Privid introduces a new notion of “duration-based privacy”, which separates the definition of privacy from its enforcement – with ambiguity, if your privacy goal is to protect all people, enforcement mechanisms need to be protected against people. To find it requires some work, which it may or may not totally do. With this mechanism, you don’t have to specify everything completely, and you’re not hiding more information than you need.
Let’s say we have a video with a street scene. Two analysts, Alice and Bob, both claim that they want to count the number of people passing through each hour, so they submit a video processing module and ask for a sum aggregation.
The first analyst is the city planning department, which uses this information to understand footfall patterns and to plan sidewalks for the city. Their model counts people and outputs this count for each video segment.
The second analyzer is malicious.

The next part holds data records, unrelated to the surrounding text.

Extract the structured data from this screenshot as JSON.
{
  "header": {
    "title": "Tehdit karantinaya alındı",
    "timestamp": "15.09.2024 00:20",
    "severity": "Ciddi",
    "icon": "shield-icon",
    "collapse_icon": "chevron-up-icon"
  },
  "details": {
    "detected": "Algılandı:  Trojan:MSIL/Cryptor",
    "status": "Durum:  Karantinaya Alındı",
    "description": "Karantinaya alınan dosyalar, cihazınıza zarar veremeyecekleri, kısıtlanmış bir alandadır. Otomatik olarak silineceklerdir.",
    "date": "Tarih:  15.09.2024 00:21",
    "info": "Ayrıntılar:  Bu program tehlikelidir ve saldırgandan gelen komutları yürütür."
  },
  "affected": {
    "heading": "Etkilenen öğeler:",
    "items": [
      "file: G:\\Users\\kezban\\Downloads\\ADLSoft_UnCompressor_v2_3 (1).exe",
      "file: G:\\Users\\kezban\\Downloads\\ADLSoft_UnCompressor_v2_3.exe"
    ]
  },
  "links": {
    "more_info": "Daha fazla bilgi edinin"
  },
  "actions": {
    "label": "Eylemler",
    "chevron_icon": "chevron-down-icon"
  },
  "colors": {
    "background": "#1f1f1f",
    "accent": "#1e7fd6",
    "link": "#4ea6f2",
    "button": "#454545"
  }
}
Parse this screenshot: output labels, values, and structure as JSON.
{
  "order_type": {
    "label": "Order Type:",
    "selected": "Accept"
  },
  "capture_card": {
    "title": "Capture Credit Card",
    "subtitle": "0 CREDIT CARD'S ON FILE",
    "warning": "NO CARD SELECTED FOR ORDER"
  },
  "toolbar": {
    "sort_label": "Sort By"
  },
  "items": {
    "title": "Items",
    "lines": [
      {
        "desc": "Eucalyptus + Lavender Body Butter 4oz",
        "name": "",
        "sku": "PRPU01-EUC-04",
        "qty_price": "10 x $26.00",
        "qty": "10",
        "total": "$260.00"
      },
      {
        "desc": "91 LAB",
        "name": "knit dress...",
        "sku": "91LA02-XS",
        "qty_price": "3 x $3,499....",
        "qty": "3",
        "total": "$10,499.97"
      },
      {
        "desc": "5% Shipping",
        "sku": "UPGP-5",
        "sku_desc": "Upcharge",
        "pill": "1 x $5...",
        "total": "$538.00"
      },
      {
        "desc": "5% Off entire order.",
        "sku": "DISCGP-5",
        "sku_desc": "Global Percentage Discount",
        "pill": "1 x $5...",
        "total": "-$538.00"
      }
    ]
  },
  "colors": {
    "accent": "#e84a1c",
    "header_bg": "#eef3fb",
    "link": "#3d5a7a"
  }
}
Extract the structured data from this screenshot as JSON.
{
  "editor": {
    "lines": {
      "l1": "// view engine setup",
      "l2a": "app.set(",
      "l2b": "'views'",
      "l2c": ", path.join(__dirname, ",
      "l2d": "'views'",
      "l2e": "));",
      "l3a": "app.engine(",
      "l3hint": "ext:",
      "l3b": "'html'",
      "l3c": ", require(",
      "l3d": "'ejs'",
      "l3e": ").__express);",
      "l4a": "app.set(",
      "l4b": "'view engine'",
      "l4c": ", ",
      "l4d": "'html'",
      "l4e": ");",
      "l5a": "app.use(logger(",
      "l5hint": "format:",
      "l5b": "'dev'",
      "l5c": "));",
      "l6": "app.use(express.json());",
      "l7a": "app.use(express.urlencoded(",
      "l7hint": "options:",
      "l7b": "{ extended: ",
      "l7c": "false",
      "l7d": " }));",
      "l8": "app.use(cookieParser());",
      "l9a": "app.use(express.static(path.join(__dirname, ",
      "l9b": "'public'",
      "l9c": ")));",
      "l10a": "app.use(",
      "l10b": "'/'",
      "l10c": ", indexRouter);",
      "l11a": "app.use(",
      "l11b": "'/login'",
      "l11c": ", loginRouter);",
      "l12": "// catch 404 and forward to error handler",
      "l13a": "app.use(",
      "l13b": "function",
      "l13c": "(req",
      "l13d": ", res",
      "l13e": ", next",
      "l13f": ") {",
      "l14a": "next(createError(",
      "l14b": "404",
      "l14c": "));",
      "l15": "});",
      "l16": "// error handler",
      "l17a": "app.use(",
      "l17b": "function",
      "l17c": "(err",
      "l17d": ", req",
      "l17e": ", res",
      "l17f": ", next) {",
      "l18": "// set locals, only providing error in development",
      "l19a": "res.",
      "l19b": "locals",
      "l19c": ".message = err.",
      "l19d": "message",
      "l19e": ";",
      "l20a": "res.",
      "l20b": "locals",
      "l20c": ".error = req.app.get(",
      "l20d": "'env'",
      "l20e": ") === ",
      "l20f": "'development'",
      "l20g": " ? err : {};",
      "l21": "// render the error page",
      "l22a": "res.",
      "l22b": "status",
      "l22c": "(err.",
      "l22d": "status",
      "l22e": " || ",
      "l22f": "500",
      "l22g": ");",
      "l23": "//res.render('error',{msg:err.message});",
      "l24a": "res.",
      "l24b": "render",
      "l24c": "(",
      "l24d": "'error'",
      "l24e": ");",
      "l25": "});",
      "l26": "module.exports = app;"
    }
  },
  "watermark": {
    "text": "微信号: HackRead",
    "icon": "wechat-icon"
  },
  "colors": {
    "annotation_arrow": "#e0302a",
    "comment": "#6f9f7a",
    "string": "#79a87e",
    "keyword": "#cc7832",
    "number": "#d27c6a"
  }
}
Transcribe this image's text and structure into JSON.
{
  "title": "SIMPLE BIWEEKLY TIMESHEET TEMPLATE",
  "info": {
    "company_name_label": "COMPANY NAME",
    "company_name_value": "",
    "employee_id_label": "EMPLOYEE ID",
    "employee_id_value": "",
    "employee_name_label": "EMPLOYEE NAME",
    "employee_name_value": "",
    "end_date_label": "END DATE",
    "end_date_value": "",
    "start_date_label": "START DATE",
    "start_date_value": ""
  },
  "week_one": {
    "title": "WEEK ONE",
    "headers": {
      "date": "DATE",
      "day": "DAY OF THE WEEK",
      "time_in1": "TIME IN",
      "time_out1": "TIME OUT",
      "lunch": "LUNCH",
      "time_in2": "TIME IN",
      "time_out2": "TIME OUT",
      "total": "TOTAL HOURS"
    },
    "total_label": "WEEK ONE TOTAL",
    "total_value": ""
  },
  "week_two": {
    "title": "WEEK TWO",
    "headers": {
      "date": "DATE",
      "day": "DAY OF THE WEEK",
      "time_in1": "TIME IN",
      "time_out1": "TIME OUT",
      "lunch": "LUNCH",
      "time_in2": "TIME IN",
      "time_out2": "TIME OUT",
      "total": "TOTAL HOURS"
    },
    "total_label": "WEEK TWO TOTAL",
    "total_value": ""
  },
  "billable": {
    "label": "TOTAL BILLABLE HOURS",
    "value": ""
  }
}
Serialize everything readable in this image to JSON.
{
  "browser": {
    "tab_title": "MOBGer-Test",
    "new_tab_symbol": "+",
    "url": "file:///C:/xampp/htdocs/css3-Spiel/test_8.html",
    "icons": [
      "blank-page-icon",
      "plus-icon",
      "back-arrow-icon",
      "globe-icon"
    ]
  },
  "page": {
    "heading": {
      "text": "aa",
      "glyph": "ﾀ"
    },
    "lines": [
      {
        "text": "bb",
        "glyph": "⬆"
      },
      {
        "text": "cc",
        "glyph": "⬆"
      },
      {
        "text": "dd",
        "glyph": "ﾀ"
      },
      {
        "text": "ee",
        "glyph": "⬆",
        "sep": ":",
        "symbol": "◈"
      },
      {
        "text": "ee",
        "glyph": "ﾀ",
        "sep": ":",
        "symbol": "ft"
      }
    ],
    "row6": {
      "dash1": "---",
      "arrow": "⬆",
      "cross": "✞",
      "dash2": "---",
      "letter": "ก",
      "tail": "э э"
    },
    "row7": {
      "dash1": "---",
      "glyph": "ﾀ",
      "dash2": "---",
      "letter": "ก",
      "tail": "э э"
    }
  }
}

They expect to recognize “Charlie” every time the camera approaches. Their model only looks for Charlie’s face and outputs a large number if Charlie is present (ie, the “signal” they are trying to extract), or zero otherwise. His hope is that if Charlie was present, the amount would not be zero.
From Privid’s point of view, both these questions look similar. It’s hard to determine reliably what their models will be doing internally, or what analysts hope to use the data for. This is where the noise comes in. Privid performs both queries and adds the same amount of noise to each. In the first case, because Alice was counting all people, this noise would have only a small effect on the result, but would likely not affect usability.
In the second case, since Bob was looking for a specific signal (Charlie was visible only for some parts), the noise is enough to prevent them from knowing whether Charlie was there or not. If they see a non-zero result, it may be because Charlie was actually there, or because the model outputs “zero”, but the noise made it non-zero. Privid didn’t need to know anything about when and where Charlie appeared, the system only needed to know a certain upper bound about when Charlie appeared, compared to tracing exact locations. It is easier to specify in which earlier methods depend.
The challenge is determining how much noise to add – Privid wants to add enough to hide it all, but not so much that it becomes useless to analysts. Adding noise to the data and asserting queries over time means that your result will not be as accurate as it could be, but the results are still useful while providing better confidentiality.